Evolution of solar-type stellar wind

TL;DR

This study models the evolution of solar-type stellar winds from young active stars to red giants, revealing how magnetic activity influences wind properties and the transition from steady corona to structured outflows.

Contribution

It extends MHD simulations to explore how stellar wind characteristics change over stellar evolution, especially the effects of magnetic activity and stellar expansion.

Findings

Mass loss rates can be up to 100 times higher in young stars.

Wind energy saturation occurs due to radiative losses.
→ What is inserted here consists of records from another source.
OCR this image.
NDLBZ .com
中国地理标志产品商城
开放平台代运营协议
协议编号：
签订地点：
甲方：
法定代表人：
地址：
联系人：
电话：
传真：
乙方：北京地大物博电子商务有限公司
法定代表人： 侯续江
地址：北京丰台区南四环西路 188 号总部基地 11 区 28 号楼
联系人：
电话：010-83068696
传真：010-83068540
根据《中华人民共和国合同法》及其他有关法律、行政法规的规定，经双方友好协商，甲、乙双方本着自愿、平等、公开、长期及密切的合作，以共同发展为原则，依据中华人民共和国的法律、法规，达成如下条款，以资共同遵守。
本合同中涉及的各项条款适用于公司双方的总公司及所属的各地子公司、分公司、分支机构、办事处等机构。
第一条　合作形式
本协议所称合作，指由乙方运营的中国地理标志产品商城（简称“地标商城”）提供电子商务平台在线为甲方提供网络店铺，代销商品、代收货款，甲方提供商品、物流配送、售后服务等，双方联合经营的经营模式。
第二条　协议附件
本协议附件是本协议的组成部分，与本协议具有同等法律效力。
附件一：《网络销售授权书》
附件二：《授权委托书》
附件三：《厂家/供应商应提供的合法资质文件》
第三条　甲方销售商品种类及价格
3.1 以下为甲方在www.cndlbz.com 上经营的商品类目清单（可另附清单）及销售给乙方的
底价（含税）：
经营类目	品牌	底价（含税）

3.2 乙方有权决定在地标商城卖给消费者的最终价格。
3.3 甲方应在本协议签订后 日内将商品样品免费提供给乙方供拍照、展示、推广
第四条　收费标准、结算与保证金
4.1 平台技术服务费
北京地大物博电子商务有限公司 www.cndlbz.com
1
Red giant winds are structured, not steady, with embedded hot bubbles.

Abstract

By extending our self-consistent MHD simulations for the solar wind, we study the evolution of stellar winds of solar-type stars from early main sequence stage to red giant phase. Young solar-type stars are active and the mass loss rates are larger by up to ~ 100 times than that of the present-day sun. We investigate how the stellar wind is affected when the magnetic field strength and fluctuation amplitude at the photosphere increase. While the mass loss rate sensitively depends on the input energy from the surface because of the global instability related to the reflection and nonlinear dissipation of Alfven waves, it saturates at ~ 100 times because most of the energy is used up for the radiative losses rather than the kinetic energy of the wind. After the end of the main sequence phase when the stellar radius expands by ~ 10 times, the steady hot corona with temperature $10^6$ K, suddenly disappears. Chromospheric materials, with hot bubbles embedded owing to thermal instability, directly stream out; the red giant wind is not a steady stream but structured outflow.